India to Release Key Wholesale-Inflation Index on Monthly Basis

Oct. 20 (Bloomberg) -- India will release its key wholesale inflation number on a monthly rather than weekly basis, moving toward the practice of most other economies around the world.

The new wholesale price index with 2004 as the base year will debut on Nov. 14, Commerce Minister Anand Sharma told reporters after a cabinet meeting approved the gauge in New Delhi yesterday. The base year used for the current weekly index is 1993.

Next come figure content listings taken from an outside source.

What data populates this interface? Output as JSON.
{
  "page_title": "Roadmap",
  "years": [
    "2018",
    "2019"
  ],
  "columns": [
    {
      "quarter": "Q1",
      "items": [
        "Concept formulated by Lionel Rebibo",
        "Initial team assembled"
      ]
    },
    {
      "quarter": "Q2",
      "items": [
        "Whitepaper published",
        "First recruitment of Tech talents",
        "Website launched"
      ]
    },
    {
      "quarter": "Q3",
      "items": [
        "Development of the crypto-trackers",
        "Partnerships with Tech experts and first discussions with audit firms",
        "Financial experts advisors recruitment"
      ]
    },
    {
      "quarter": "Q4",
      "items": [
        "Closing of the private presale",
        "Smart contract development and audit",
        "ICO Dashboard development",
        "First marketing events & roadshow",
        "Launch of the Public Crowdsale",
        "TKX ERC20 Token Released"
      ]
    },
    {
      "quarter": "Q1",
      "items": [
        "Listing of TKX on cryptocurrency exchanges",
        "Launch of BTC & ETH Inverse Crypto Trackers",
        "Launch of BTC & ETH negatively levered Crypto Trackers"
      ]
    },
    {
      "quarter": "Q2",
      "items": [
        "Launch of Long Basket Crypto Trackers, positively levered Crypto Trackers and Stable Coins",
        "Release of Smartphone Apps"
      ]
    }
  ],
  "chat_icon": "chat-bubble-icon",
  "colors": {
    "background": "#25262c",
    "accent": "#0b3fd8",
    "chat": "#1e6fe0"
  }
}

The government plans to eventually move to a new consumer price index next year as policy makers say wholesale prices don’t show the true costs borne by people. For now, a weekly wholesale index for food and fuel commodities will continue to be released to facilitate monitoring of prices that are “sensitive in nature,” a government statement said.

“India needs to move toward making consumer price inflation its benchmark, which will give a clearer description of the cost scenario,” said Krish Ramkumar, who manages the equivalent of $1 billion in Indian debt at Sundaram BNP Paribas Asset Management Co. in Mumbai. “The development yesterday appears to be a step in that direction.”

Until now, India’s statistics department has released four consumer price indices for different groups such as farm and industrial workers. The central bank and the finance ministry use the wholesale price index as the benchmark because the other inflation measures don’t capture the aggregate price picture.

Consumer Prices

The wholesale-price index climbed 0.92 percent in the week to Oct. 3 from a year earlier, the Commerce Ministry said on Oct. 15. Gains in consumer prices were far higher. The consumer price index for farm workers jumped 12.89 percent in August from a year earlier, while that for rural workers increased 12.67 percent, according to government statistics.

India will adopt a new consumer price index next year, Pronab Sen, the top official in India’s statistics ministry, said in an interview on July 17.

Sen said the only “compelling” logic for a unified consumer price index is for monetary policy purposes, as there is nothing “intrinsically wrong” with the wholesale price gauge and the four consumer price measures.

The wholesale price index provides a snapshot of producer prices while the consumer price gauges show the final cost paid by consumers.

The new consumer index, with a base year of 2007-2008, will be compiled from a sample of 2,000 villages, Sen said. He said the statistics department has subcontracted the field work to the postal department, which has put 2,400 people on the job.